Guerra Fria

Enquanto nos EUA as massas se entretêm com o circo em que se transformou a eleição para o próximo presidente, avaliando e indignando-se com as performances macho alfa Trump face ao universo feminino, um outro macho alfa vai criando as condições para tornar muito mais difícil a vida do próximo presidente norte-americano.

O parlamento russo ratificou nesta última semana o uso por tempo indefinido, e sem contrapartidas, da base aérea de Hmeimim, na Síria. Por outras palavras, Putin dá garantias a Bashar Assad que não o irá deixar cair (ou, talvez melhor: não o deixará cair enquanto precisar dele), e reafirma, se dúvidas houvesse, que a Síria é estratégica para a Russia. Além disso, tornou claro que também pretende alargar esse estatuto à base naval de Tartus, e pouco restará ao presidente sírio senão aceitar a decisão do seu principal protector. Isto significa que nos despojos desta guerra, a Rússia já ganhou uma posição inquestionável.


Outros procuram ainda qual o melhor peão para terem algo a dizer, algo a obter dos escombros em que se tornou a Síria. A Turquia, por exemplo, resolveu intervir de forma mais máscula no que considera o seu "quintal", apoiando os supostos moderados, forma de impedir a criação de uma entidade curda autónoma, o que, para Ankara, seria intolerável. Nessa missão estão em articulação com os norte-americanos e as monarquias do golfo. Mas cada um tem, apesar dos outros, uma agenda específica. Repare-se que o Qatar apoia os extremistas inspirados na AlQaeda, a Turquia faz-lhes vista grossa, os EUA consideram-os gente não frequentável.

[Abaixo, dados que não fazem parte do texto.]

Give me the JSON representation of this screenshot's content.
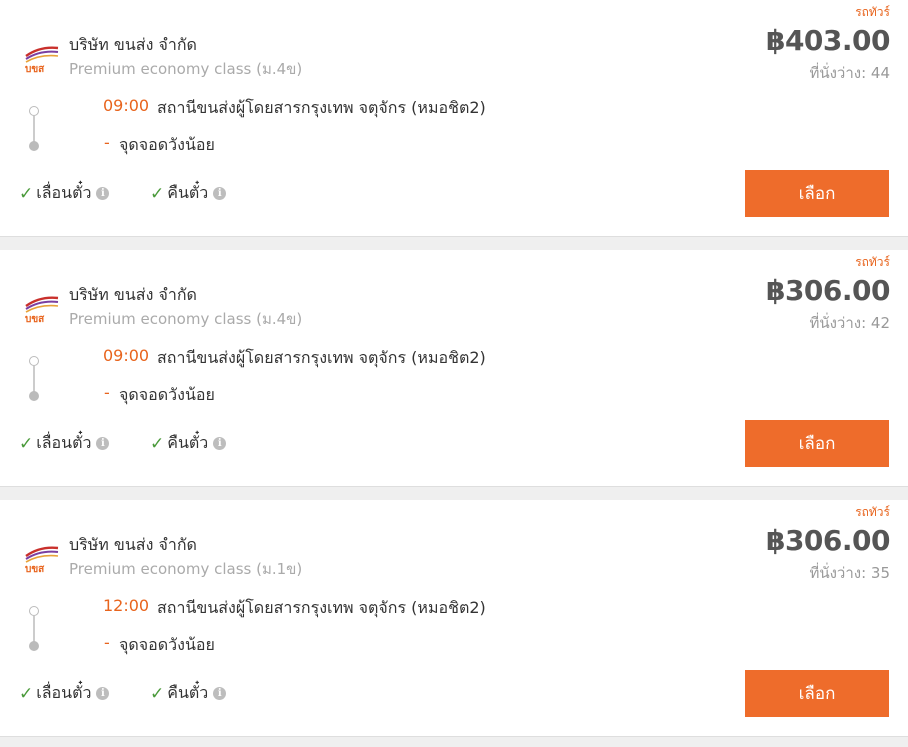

Nesse caos, para a região e o mundo, a Rússia está um passo à frente. Com o pretexto de combater o dito "Estado Islâmico", e embora também o faça, instalou no terreno baterias de mísseis terra-ar, S-300 e S-400, o que torna muito arriscado iniciativas de outros "interessados" em frequentar os céus sírios, sob pena de se envolverem directamente com Moscovo (o que faz com que a frase de Bashar Assad evocando a terceira guerra mundial, numa recente estrevista a um órgão de comunicação social russo, se torne muito mais clara). 

Mas a Síria é apenas o aspecto mais emblemático de uma política russa mais agressiva, o que irá obrigar um acerto de contas muito mais complexo a partir de Janeiro do próximo ano quando tomar posse o novo presidente dos EUA. Putin estica a corda em muitas outras áreas: mísseis com capacidade nuclear no enclave de Kalinenegrado (a antiga Konisberg, cidade natal de um dos mais importantes filósofos europeus, Emanuel Kant), tornando mais tensa a situação nos estados bálticos - é bom lembrar que por lá vivem importantes comunidades russofonas; admite reabrir bases em Cuba e no Vietname; mandou às urtigas um acordo com os norte-americanos para impedir o reprocessamento de plutónio em novas armas; participa em exercicios militares de grande envergadura com a República Popular da China; não dá sinais de cedência na questão da Ucrânia, muito menos na anexação da Crimeia. 

E mais ainda há, da guerra cibernética aos apoios mais ou menos declarados aos movimentos populistas europeus.

Putin promete fazer a vida do próximo presidente dos EUA uma tensão enorme. O antigo espião já deu mostra que é arguto, frio, capaz de arriscar para lá do bom-senso. A guerra fria já não é passado. Regressou em força.